Recently, while seriously ill in hospital and on painkillers and other medicines, I found my mind wandering all over my past life and remembering things which I have never recorded in writing.
I remembered a day in October 1980 when, based in India, I worked for Oxfam Trading and I was responsible for sourcing utility handicrafts made by producer cooperatives and NGOs which were sold in the UK by Oxfam.
I had just returned from leave in the UK with the knowledge that the beautifully embroidered women's coordinate sets (skirt and blouse), made by St Mary's Mahila Shikshan Kendra in Ahmedabad, were proving to be extremely popular and that even after placing repeat orders, Oxfam Trading was going to be very short of these items.
After immediately visiting Ahmedabad, I was in Bombay and contacted two organizations which could have made 2,000 sets in very good time. The problem was, however, the procurement of the base cloth, the handloom “dosooti” (two strands warp and two strands weft) cloth.
For two days we scoured the Bombay market and later in Calcutta with absolutely no joy at all except promises of “delivery in 10 weeks.” I was, therefore, a few days later back in Bombay trying to find out if we could do anything at all. I then remembered that some 12 years earlier, when coming from Bihar looking for dairy cattle to purchase with which to start a dairy farm in Bihar, I had met a truly dedicated down to earth Gandhian worker who had been involved with the procurement of “khadi” cloth.
I could not remember the name of this man nor could I remember exactly where I had met him. I could, however, picture him with his very clean white khadi dress and his Gandhi cap and also that he, in those days, used to visit very early each morning at about 5 or 5:30am a sacred temple on the top of a hill about 20 miles out of Bombay.
I asked around to see if there was any famous temple which could be described as being “on top of a hill.” I was told, yes there was one, and was given instructions how to get there.
The following morning, I got out of my hotel bed at 3:30am and, with a pre-arranged taxi, drove out to this rather strange place. I reached the base of the hill where this temple is located and by the time I had climbed the few hundred steps to the actual temple, having left my shoes at the bottom of the climb, it was just after 5 am.
Already, devotees were arriving at the temple and the Brahmin priest was very busy with them. I sat down on a boulder outside the temple and a number of well-educated devotees stopped and asked me in very good English if there was anything they could do for me as they were rather worried as to why I should be sitting there early on an October morning.
After waiting for quite some time, I was starting to lose hope and was thinking what an expensive idea this had been to come all this way out there paying a vast sum to the taxi on really a wild goose chase. Then a stooping figure of a man in white khadi with a Gandhi cap walked past me and went into the temple.
I studied him carefully and decided there was no harm in asking him when he came out whether he was in fact involved in the making and sale of khadi and handloom cloth. When I saw him emerge, he also noticed me and presumably wondered what I was doing there at that time of the morning. I asked him in English whether he knew a man called Dwarko Sundrani of Samanvaya Ashram in Bodh Gaya with whom I had worked many years ago in Bihar.

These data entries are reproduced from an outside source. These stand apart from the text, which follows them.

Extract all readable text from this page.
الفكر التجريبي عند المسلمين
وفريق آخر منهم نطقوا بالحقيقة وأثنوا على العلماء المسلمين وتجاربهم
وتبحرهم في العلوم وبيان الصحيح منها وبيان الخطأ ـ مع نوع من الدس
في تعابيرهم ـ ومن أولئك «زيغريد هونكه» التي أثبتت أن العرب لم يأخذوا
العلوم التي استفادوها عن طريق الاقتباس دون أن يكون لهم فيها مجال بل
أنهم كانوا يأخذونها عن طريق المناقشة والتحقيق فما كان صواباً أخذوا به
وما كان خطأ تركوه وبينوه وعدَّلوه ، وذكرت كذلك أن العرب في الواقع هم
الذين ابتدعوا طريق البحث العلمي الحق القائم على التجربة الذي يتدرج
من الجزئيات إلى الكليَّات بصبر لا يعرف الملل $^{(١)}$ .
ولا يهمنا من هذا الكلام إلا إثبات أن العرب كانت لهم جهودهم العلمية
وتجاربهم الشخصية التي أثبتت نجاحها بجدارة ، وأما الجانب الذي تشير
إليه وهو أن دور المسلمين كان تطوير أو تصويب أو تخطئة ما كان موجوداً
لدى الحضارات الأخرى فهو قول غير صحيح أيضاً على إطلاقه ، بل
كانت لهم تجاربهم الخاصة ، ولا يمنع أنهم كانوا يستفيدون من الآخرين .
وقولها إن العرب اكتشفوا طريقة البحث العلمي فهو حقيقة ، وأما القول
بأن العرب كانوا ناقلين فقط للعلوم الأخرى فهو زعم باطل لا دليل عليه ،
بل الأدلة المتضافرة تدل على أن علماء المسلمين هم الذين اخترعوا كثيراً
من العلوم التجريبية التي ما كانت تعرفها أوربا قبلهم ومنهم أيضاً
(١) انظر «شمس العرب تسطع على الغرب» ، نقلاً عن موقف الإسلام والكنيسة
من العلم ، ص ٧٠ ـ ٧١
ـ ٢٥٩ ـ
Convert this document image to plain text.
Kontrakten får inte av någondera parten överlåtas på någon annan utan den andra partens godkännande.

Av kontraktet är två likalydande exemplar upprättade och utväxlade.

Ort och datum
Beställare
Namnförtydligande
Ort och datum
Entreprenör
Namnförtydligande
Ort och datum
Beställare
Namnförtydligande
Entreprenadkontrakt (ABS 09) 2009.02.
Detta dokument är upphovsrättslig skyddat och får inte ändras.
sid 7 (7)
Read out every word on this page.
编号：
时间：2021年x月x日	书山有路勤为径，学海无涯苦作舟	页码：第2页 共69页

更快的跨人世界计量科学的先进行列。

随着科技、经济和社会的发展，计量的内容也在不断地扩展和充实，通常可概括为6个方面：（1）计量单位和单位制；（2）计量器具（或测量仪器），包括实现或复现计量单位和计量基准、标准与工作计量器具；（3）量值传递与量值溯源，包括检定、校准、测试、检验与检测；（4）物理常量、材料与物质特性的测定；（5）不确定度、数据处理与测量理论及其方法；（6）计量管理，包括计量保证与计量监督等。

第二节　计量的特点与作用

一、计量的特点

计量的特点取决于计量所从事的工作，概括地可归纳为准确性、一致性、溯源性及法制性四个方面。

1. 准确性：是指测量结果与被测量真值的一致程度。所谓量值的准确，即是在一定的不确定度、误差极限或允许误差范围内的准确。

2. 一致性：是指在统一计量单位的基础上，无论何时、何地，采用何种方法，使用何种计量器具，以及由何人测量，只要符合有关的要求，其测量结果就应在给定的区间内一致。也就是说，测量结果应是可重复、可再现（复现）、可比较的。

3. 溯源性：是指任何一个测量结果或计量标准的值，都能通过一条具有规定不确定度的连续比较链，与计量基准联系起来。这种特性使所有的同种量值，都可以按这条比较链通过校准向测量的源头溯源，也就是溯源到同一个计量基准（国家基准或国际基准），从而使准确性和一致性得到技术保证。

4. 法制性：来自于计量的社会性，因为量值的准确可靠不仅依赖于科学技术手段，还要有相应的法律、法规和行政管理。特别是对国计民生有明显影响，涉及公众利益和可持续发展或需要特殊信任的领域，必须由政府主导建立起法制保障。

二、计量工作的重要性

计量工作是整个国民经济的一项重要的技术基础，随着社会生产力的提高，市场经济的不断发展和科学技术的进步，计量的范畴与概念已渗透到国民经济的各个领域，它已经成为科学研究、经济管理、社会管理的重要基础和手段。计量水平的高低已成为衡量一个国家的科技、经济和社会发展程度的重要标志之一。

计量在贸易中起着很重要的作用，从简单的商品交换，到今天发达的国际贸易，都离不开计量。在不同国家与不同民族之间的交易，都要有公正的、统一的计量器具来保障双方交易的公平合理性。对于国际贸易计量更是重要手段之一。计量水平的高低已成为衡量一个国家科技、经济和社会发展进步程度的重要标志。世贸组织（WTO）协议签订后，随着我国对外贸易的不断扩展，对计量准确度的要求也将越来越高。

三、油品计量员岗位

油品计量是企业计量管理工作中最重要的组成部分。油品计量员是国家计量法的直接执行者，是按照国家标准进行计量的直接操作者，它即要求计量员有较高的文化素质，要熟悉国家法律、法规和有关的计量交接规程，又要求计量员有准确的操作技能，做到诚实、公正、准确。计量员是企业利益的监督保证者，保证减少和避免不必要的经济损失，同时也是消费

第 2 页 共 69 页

He stood there for a few moments and then said that he did, and launching into clear Hindi he asked me what I wanted and why I had come there. We then had an extraordinary conversation in Hindi and he told me that his name was Labhashankar Joshi and that he worked for the Khadi & Village Industries movement all his life and he was also working with an organization called Khadi Dyers & Printers and certainly he hoped he could help me and he kept muttering that God had guided me to that hill on that day.
We climbed down the long staircase together. Midway he asked me if I had a sample of the cloth I wanted. I took it out of my pocket and I also pulled out my eyeglass which has a strong enough magnification to count the strands and the twists in both directions of a one square centimetre of cloth.
A vital piece of equipment in my strange and varied work in those days. He said cheerfully, “Oh, well, that's only “dosooti” and I am sure we can get some quite quickly.” “If you had come two or three days earlier I could have given you 10,000 metres of cloth but sadly most of that has gone to the dyers only the other day.” The long and short of this rather strange tale is that by evening he had located the quantity of cloth that was required in Hubli in Karnataka and within a few days by road it reached Ahmedabad.
This, then, was one of the most extraordinary experiences of my life and certainly of my work with Oxfam in India, and a lot of that cloth duly stitched and embroidered into coordinate sets by St Mary's reached Oxfam in Bicester in the UK in time to be sold in Oxfam shops and through the Oxfam mail order catalogue in time for Christmas in 1980!
Julian Francis has been associated with relief and development activities of Bangladesh since the War of Liberation. In 2012, the Government of Bangladesh awarded him the ‘Friends of Liberation War Honour' in recognition of his work among the refugees in India in 1971 and in 2018 honoured him with full Bangladesh citizenship.